The browser rendering API is one of our products. But then at the same time, it downloaded FFmpeg, which is a very popular open source software, to the sandbox.
It took frames of the developer docs pages, like screenshots, using our APIs.
It put the screenshots in files in the disk, in the R2 APIs, and then it used FFmpeg to convert the screenshots to a video.
And it gave us the video and it posted the video on Slack.
And it took him like 30 seconds, one minute to do this. That's quite impressive.
And you just asked for a video and it got to understand what it needed to do to achieve that.
Yeah, so I want a short video where you browse through Cloudflare documentation, send it to me as an attachment, feel free to download Chrome and FFmpeg.
By the way, when we said download Chrome, that's when we trick Moltworker to think that Chrome is browser rendering.

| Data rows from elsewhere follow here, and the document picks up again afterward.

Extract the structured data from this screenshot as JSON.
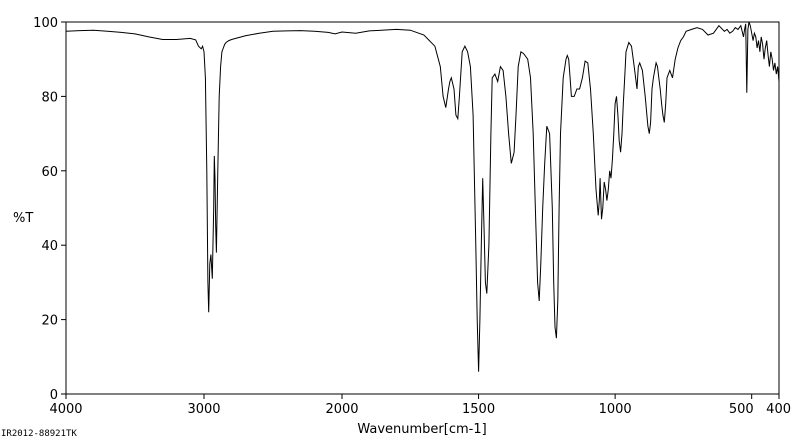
{
  "chart_data": {
    "type": "line",
    "xlabel": "Wavenumber[cm-1]",
    "ylabel": "%T",
    "xlim": [
      4000,
      400
    ],
    "ylim": [
      0,
      100
    ],
    "x_ticks": [
      {
        "value": 4000,
        "label": "4000"
      },
      {
        "value": 3000,
        "label": "3000"
      },
      {
        "value": 2000,
        "label": "2000"
      },
      {
        "value": 1500,
        "label": "1500"
      },
      {
        "value": 1000,
        "label": "1000"
      },
      {
        "value": 500,
        "label": "500"
      },
      {
        "value": 400,
        "label": "400"
      }
    ],
    "y_ticks": [
      0,
      20,
      40,
      60,
      80,
      100
    ],
    "grid": false,
    "series": [
      {
        "x": [
          4000,
          3900,
          3800,
          3700,
          3600,
          3500,
          3400,
          3300,
          3200,
          3100,
          3060,
          3040,
          3020,
          3010,
          3000,
          2990,
          2980,
          2972,
          2966,
          2962,
          2958,
          2950,
          2940,
          2930,
          2925,
          2920,
          2915,
          2910,
          2900,
          2890,
          2880,
          2870,
          2860,
          2850,
          2840,
          2820,
          2800,
          2700,
          2600,
          2500,
          2400,
          2300,
          2200,
          2100,
          2050,
          2000,
          1950,
          1900,
          1800,
          1750,
          1700,
          1680,
          1660,
          1640,
          1630,
          1620,
          1610,
          1605,
          1600,
          1590,
          1583,
          1576,
          1570,
          1560,
          1550,
          1540,
          1530,
          1520,
          1510,
          1505,
          1500,
          1495,
          1490,
          1485,
          1480,
          1475,
          1470,
          1462,
          1455,
          1450,
          1440,
          1430,
          1420,
          1410,
          1400,
          1390,
          1380,
          1370,
          1363,
          1355,
          1345,
          1335,
          1320,
          1310,
          1300,
          1290,
          1284,
          1278,
          1272,
          1265,
          1258,
          1250,
          1240,
          1230,
          1225,
          1220,
          1215,
          1210,
          1205,
          1200,
          1190,
          1180,
          1175,
          1170,
          1165,
          1160,
          1150,
          1140,
          1130,
          1120,
          1110,
          1100,
          1090,
          1080,
          1070,
          1062,
          1058,
          1055,
          1050,
          1045,
          1040,
          1035,
          1030,
          1025,
          1020,
          1015,
          1010,
          1005,
          1000,
          995,
          990,
          985,
          980,
          975,
          970,
          965,
          960,
          950,
          940,
          930,
          925,
          920,
          915,
          910,
          900,
          890,
          880,
          875,
          870,
          865,
          860,
          850,
          845,
          840,
          835,
          830,
          825,
          820,
          815,
          810,
          805,
          800,
          790,
          780,
          770,
          760,
          750,
          740,
          720,
          700,
          680,
          660,
          640,
          620,
          600,
          590,
          580,
          570,
          560,
          550,
          540,
          530,
          526,
          522,
          518,
          514,
          510,
          505,
          500,
          495,
          490,
          485,
          480,
          475,
          470,
          465,
          460,
          455,
          450,
          445,
          440,
          435,
          430,
          425,
          420,
          415,
          410,
          405,
          400
        ],
        "y": [
          97.5,
          97.7,
          97.8,
          97.5,
          97.2,
          96.8,
          96.0,
          95.3,
          95.3,
          95.6,
          95.2,
          93.5,
          92.8,
          93.5,
          92.0,
          85.0,
          60.0,
          30.0,
          22.0,
          28.0,
          35.0,
          37.5,
          31.0,
          50.0,
          64.0,
          58.0,
          45.0,
          38.0,
          60.0,
          80.0,
          88.0,
          92.0,
          93.0,
          94.0,
          94.5,
          95.0,
          95.3,
          96.3,
          97.0,
          97.5,
          97.6,
          97.7,
          97.5,
          97.2,
          96.8,
          97.3,
          97.0,
          97.6,
          98.0,
          97.8,
          96.5,
          95.0,
          93.5,
          88.0,
          80.0,
          77.0,
          82.0,
          84.0,
          85.0,
          82.0,
          75.0,
          74.0,
          80.0,
          92.0,
          93.5,
          92.0,
          88.0,
          75.0,
          40.0,
          20.0,
          6.0,
          20.0,
          40.0,
          58.0,
          45.0,
          30.0,
          27.0,
          40.0,
          70.0,
          85.0,
          86.0,
          84.0,
          88.0,
          87.0,
          80.0,
          70.0,
          62.0,
          65.0,
          75.0,
          88.0,
          92.0,
          91.5,
          90.0,
          85.0,
          70.0,
          45.0,
          30.0,
          25.0,
          35.0,
          50.0,
          62.0,
          72.0,
          70.0,
          50.0,
          30.0,
          18.0,
          15.0,
          25.0,
          50.0,
          70.0,
          85.0,
          90.0,
          91.0,
          90.0,
          85.0,
          80.0,
          80.0,
          82.0,
          82.0,
          85.0,
          89.5,
          89.0,
          82.0,
          70.0,
          55.0,
          48.0,
          52.0,
          58.0,
          47.0,
          50.0,
          57.0,
          55.0,
          52.0,
          55.0,
          60.0,
          58.0,
          63.0,
          70.0,
          78.0,
          80.0,
          75.0,
          68.0,
          65.0,
          70.0,
          78.0,
          85.0,
          92.0,
          94.5,
          93.5,
          88.0,
          85.0,
          82.0,
          88.0,
          89.0,
          87.0,
          80.0,
          72.0,
          70.0,
          73.0,
          82.0,
          85.0,
          89.0,
          88.0,
          85.0,
          82.0,
          78.0,
          75.0,
          73.0,
          78.0,
          85.0,
          86.0,
          87.0,
          85.0,
          90.0,
          93.0,
          95.0,
          96.0,
          97.5,
          98.0,
          98.5,
          98.0,
          96.5,
          97.0,
          99.0,
          97.5,
          98.0,
          97.0,
          97.5,
          98.5,
          98.0,
          99.0,
          96.0,
          98.0,
          99.5,
          81.0,
          98.0,
          100.0,
          99.0,
          97.0,
          95.0,
          97.0,
          96.0,
          93.0,
          95.0,
          92.0,
          96.0,
          94.0,
          90.0,
          93.0,
          95.0,
          91.0,
          88.0,
          92.0,
          90.0,
          87.0,
          89.0,
          86.0,
          88.0,
          84.0
        ]
      }
    ]
  },
  "footer": {
    "code": "IR2012-88921TK"
  }
}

So behind the scenes, that's the glue we did.
It's quite amazing how it actually sorted things out. It's like having an intern that is actually very capable and it does things for you, especially if it's on the web.
That's kind of an insult to interns, but yes, I understand the metaphor.
A very good intern. Anything more? No, that's it. I mean, Moltworker also became hugely popular.
We now have like 10,000 stars on our GitHub repo.
We made it open source and we're still supporting the project just out of respect for everyone who decided to try and experiment that.
So we're still fixing bugs and improving things.
But again, I want to say this twice.
This is not a Cloudflare product. It's a proof of concept. And people should keep an eye on Agents SDK because it's going to be amazing to build things like this in the near future.
Makes sense. Regarding the examples that you've seen that were more mind-boggling, may that be Moltworker or even other Agents?
What are the use cases you have seen?
I mean, ever since the year started, I'm constantly being surprised on a day-to-day basis on how people are using AI, how sophisticated AI coding and personal assistant tools became.
It's just unbelievable. And I think I'm not alone.
You probably feel the same. I feel the same, yeah. Everyone's using AI and I don't think AI is taking anyone's jobs.
It's intensifying everyone's jobs in a good way.
And I think that if we stop being skeptic about AI and we just embrace and we know how to use AI, it can really become a very powerful tool for our professional lives, yes.
Makes sense. So you don't think it's overhyped? I think we've passed that phase.
I think now we're realizing how useful it can be. It's a long discussion, but I'm more on the side of embracing now than being skeptic.
And that's it. Thank you for inviting me. Thank you for being here. And that's a wrap for this week.